Scientific classification
- Kingdom: Animalia
- Phylum: Chordata
- Class: Mammalia
- Order: Rodentia
- Family: Cricetidae
- Subfamily: Sigmodontinae
- Genus: Transandinomys
- Species: T. bolivaris
- Binomial name: Transandinomys bolivaris (J.A. Allen, 1901)
- Synonyms: Oryzomys bolivaris J.A. Allen, 1901; Oryzomys castaneus J.A. Allen, 1901; Oryzomys rivularis J.A. Allen, 1901; Oryzomys bombycinus Goldman, 1912; Oryzomys nitidus alleni Goldman, 1915; Oryzomys bombycinus orinus Pearson, 1939; Transandinomys bolivaris: Weksler, Percequillo, and Voss, 2006;

= Transandinomys bolivaris =

- Genus: Transandinomys
- Species: bolivaris
- Authority: (J.A. Allen, 1901)
- Conservation status: LC
- Synonyms: Oryzomys bolivaris J.A. Allen, 1901, Oryzomys castaneus J.A. Allen, 1901, Oryzomys rivularis J.A. Allen, 1901, Oryzomys bombycinus Goldman, 1912, Oryzomys nitidus alleni Goldman, 1915, Oryzomys bombycinus orinus Pearson, 1939, Transandinomys bolivaris: Weksler, Percequillo, and Voss, 2006

$$$$
Small rodent found from northeastern Honduras to western Ecuador

Transandinomys bolivaris, also known as the long-whiskered rice rat, is a rodent in the family Cricetidae. It is found in humid forest from northeastern Honduras to western Ecuador, up to 1,800 m above sea level. Since it was first described in 1901 from Ecuador, six scientific names have been introduced for it, but their common identity was not documented until 1998 and the species has long been known under the name Oryzomys bombycinus, described from Panama in 1912. The name Oryzomys bolivaris was used before it was moved to the new genus Transandinomys with Transandinomys talamancae (formerly Oryzomys talamancae) in 2006.

It is a medium-sized rice rat distinguished by its very long vibrissae (whiskers)—those above the eyes are up to 50 mm long. The fur, which is soft and dense, is usually dark brown above and light gray below; it is darker in juveniles. The feet are long and the tail is about as long as the head and body. The skull is narrow and has a broad interorbital region (between the eyes). The species generally lives on the ground. Although it is rare, its conservation status is thought to be secure.

==Taxonomy==
In 1901, Joel Asaph Allen described four new species of rice rat in the genus Oryzomys: three from Ecuador and the Peruvian Oryzomys perenensis. The three Ecuadorian species–Oryzomys bolivaris from Porvenir, (Note: In 1998, Musser and colleagues were unable to identify the precise location of this place; see there for discussion.) Bolívar Province; Oryzomys castaneus from San Javier, Esmeraldas Province; and Oryzomys rivularis from Río Verde, Pichincha Province—were each based on a single specimen collected in 1899 or 1900. He distinguished the three on the basis of coloration, size, and relative tail length. Philip Hershkovitz listed all three among the many synonyms of "Oryzomys laticeps" (currently more narrowly defined as Hylaeamys laticeps) in a 1960 paper.
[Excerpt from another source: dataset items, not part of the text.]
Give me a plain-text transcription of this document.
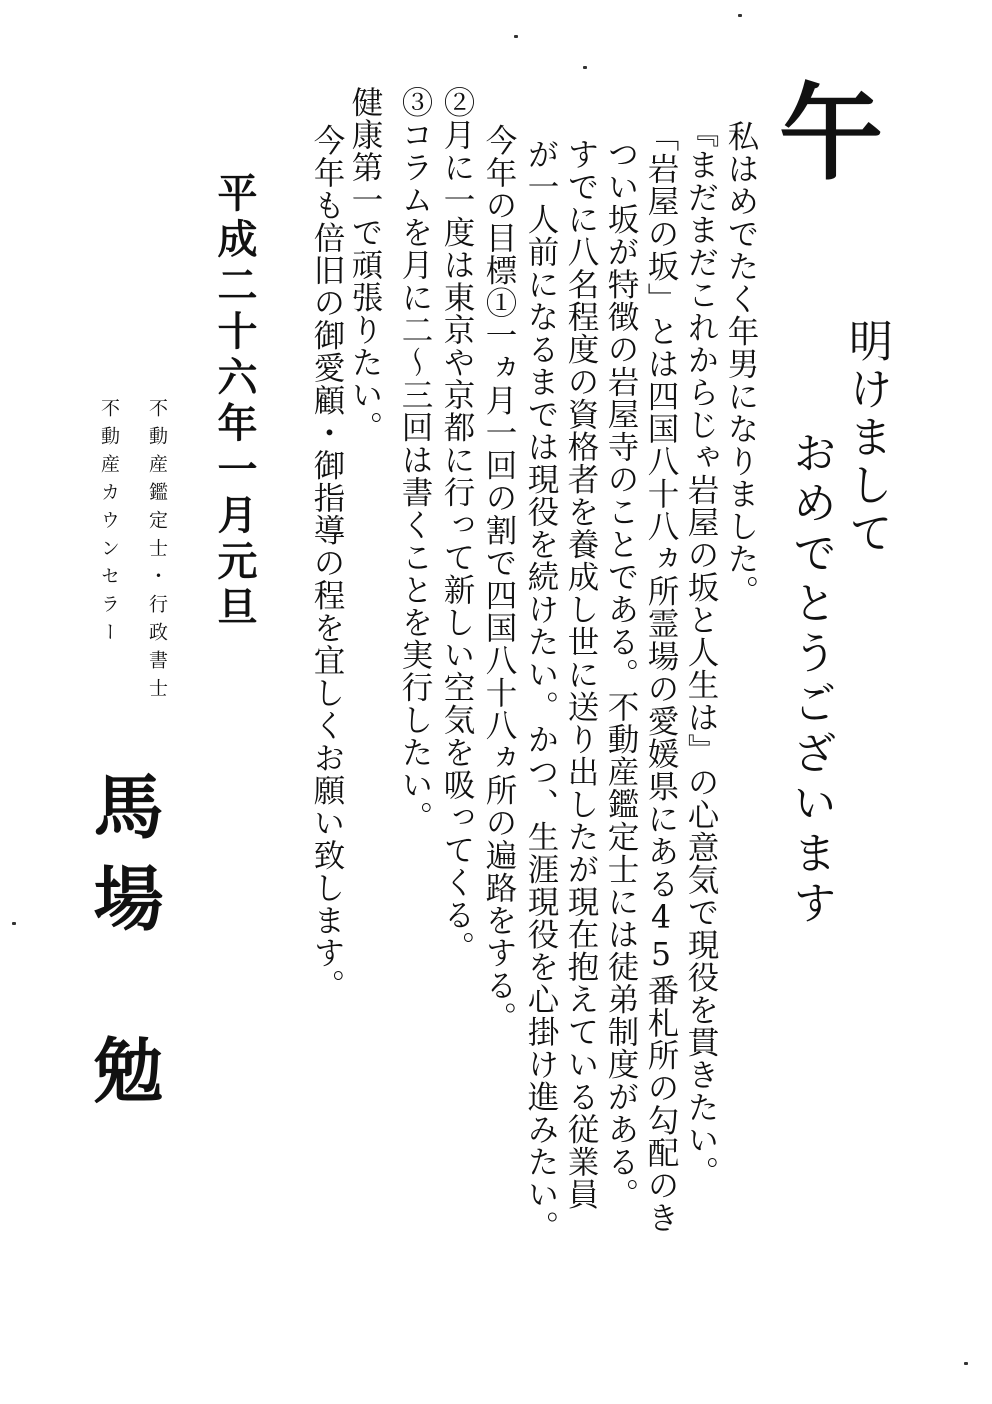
午
明けまして
おめでとうございます
私はめでたく年男になりました。
『まだまだこれからじゃ岩屋の坂と人生は』の心意気で現役を貫きたい。
「岩屋の坂」とは四国八十八ヵ所霊場の愛媛県にある45番札所の勾配のき
つい坂が特徴の岩屋寺のことである。不動産鑑定士には徒弟制度がある。
すでに八名程度の資格者を養成し世に送り出したが現在抱えている従業員
が一人前になるまでは現役を続けたい。かつ、生涯現役を心掛け進みたい。
今年の目標①一ヵ月一回の割で四国八十八ヵ所の遍路をする。
②月に一度は東京や京都に行って新しい空気を吸ってくる。
③コラムを月に二～三回は書くことを実行したい。
健康第一で頑張りたい。
今年も倍旧の御愛顧・御指導の程を宜しくお願い致します。
平成二十六年一月元旦
不動産鑑定士・行政書士
不動産カウンセラー
馬場
勉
Edward Alphonso Goldman described Oryzomys bombycinus in 1912 from four specimens from Panama. He compared it to Oryzomys talamancae and placed it with the "Oryzomys laticeps group". Three years later, he described Oryzomys nitidus alleni from Costa Rica as a subspecies of Oryzomys nitidus, without mentioning bombycinus. He revised Oryzomys of North America in 1918 and recognized Oryzomys bombycinus as the only member of its own group, with alleni as a subspecies distinguished by the proportions of the skull. He also mentioned that the group occurred in Ecuador and indicated that O. bombycinus probably reached Colombia. Goldman considered the group to be similar to O. talamancae, but suggested that bombycinus and alleni might only be subspecies of O. nitidus. In 1939, Oliver Pearson added a third subspecies, O. b. orinus, from eastern Panama, and in 1966 the species was first recorded from Colombia. Ronald Pine reviewed Oryzomys bombycinus in 1971, when 59 specimens of it were known, and first recorded the species from Nicaragua and Ecuador. He kept the three described subspecies—alleni from Nicaragua to western Panama, bombycinus from central Panama, and orinus from eastern Panama to Ecuador.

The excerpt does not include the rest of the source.